Dan Shen (Salvia Miltiorrhiza): Dan shen is a potent antioxidant that demonstrates free radical scavenging activity. Recent studies showed that one of its tanshinone constituents possesses cytotoxic activity against many kinds of human carcinoma cell lines, induces differentiation and apoptosis, and inhibits invasion and metastasis of cancer cells. Its mechanisms are believed to be inhibition of DNA synthesis and proliferation of cancer cells; regulation of the expression of genes related to proliferation, differentiation, and apoptosis; inhibition of the telomerase activity of cancer cells; and change in the expression of cellular surface antigen.
Bilberry (Vaccinium myrtillus): The anthocyanosides in bilberry inhibit protein and lipid oxidation. Components of bilberry have been reported to exhibit potential anticarcinogenic activity in vitro, as demonstrated by inhibition of the induction of ornithine decarboxylase (ODC) by the tumor promoter phorbol 12-myristate 13-acetate (TPA).
Schisandra (Schisandra Chinensis): Schisandra lignans act as free radical scavengers and inhibit iron-induced lipid peroxidation and superoxide anion production. Geranylgeranoic acid, a constituent of Schisandra, has been shown to induce apoptosis in a human hepatoma-derived cell line.
Ginkgo (Glnkgo Biloba): This leaf extract has significant antioxidant activity because of its flavonoid and terpenoid components. Recent studies with various models show that the anticancer properties of Ginkgo are related to antioxidant, antiangiogenic, and gene-regulatory actions. Antiangiogenic activity may involve antioxidant activity and the ability to inhibit both inducible and endothelial forms of nitric oxide synthase. Exposure of human breast cancer cells to a Ginkgo extract altered expression of the genes involved in the regulation of cell proliferation, cell differentiation, or apoptosis. Exposure of human bladder cancer cells to a Ginkgo extract produces an adaptive transcriptional response that augments antioxidant status and inhibits DNA damage. Flavonoid and terpenoid constituents of Ginkgo extracts may act in a complementary manner to inhibit several carcinogenesis-related processes; therefore, the total extracts may be required for optimal effects.

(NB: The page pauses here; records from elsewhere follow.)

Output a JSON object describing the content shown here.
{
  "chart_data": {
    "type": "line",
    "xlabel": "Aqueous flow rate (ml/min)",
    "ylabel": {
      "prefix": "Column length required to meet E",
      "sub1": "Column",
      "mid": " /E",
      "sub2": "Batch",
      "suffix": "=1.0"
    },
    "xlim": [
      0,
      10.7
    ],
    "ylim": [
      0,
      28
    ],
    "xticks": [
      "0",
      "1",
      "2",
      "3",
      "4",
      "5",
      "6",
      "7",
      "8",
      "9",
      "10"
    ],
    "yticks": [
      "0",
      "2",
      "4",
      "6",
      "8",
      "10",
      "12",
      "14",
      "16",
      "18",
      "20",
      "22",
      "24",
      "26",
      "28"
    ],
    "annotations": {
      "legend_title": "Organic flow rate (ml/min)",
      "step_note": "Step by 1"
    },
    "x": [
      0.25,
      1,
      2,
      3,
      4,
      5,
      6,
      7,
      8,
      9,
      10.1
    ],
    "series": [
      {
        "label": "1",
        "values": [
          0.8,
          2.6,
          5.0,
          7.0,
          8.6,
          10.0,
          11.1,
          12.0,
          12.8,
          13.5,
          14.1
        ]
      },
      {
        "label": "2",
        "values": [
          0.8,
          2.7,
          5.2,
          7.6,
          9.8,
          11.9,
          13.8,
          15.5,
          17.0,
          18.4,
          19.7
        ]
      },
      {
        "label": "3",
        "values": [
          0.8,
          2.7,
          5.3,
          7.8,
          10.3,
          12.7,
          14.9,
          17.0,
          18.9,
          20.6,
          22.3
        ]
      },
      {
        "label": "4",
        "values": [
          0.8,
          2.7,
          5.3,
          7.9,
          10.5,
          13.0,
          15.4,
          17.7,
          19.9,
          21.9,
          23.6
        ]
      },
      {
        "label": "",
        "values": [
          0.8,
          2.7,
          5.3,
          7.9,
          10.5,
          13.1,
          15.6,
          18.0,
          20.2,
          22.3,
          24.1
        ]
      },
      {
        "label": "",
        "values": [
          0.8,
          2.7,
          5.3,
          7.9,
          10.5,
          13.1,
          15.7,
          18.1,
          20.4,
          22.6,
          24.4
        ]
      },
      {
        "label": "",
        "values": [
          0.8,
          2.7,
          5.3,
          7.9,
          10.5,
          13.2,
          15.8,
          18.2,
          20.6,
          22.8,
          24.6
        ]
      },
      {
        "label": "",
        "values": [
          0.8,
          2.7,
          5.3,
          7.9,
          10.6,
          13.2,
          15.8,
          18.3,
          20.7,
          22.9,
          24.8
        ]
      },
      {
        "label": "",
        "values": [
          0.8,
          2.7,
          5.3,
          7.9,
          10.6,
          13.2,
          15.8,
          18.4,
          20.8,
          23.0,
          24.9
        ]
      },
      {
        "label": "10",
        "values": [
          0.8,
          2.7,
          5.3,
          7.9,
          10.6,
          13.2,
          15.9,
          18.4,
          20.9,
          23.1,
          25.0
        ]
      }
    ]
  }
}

Ginger (Zingiber Officinale): Some pungent constituents in ginger and other zingiberaceous plants such as gingerol have potent antioxidant and anti-inflammatory effects, and some of them exhibit antitumor promotional activity in experimental carcinogenesis. The chemopreventive effects are probably associated with antioxidative and anti-inflammatory activities.
Rosemary (Rosmarinus officinalis): Several extracts and constituents of rosemary have exhibited antioxidant activity. The volatile oil was reported to be toxic to leukemia cells. Topical administration of a methanol extract 5 minutes before application of carcinogens to the dorsal surface of mice reduced the irritation and promotion of tumors. Application of rosemary extract before carcinogen application reduced the formation of metabolite-DNA adducts by 30% and 54%, respectively. In rats, dietary supplementation with 1% rosemary extract for 21 weeks reduced the development of induced mammary carcinoma in the treated group, compared with the control group (40% vs 75%, respectively).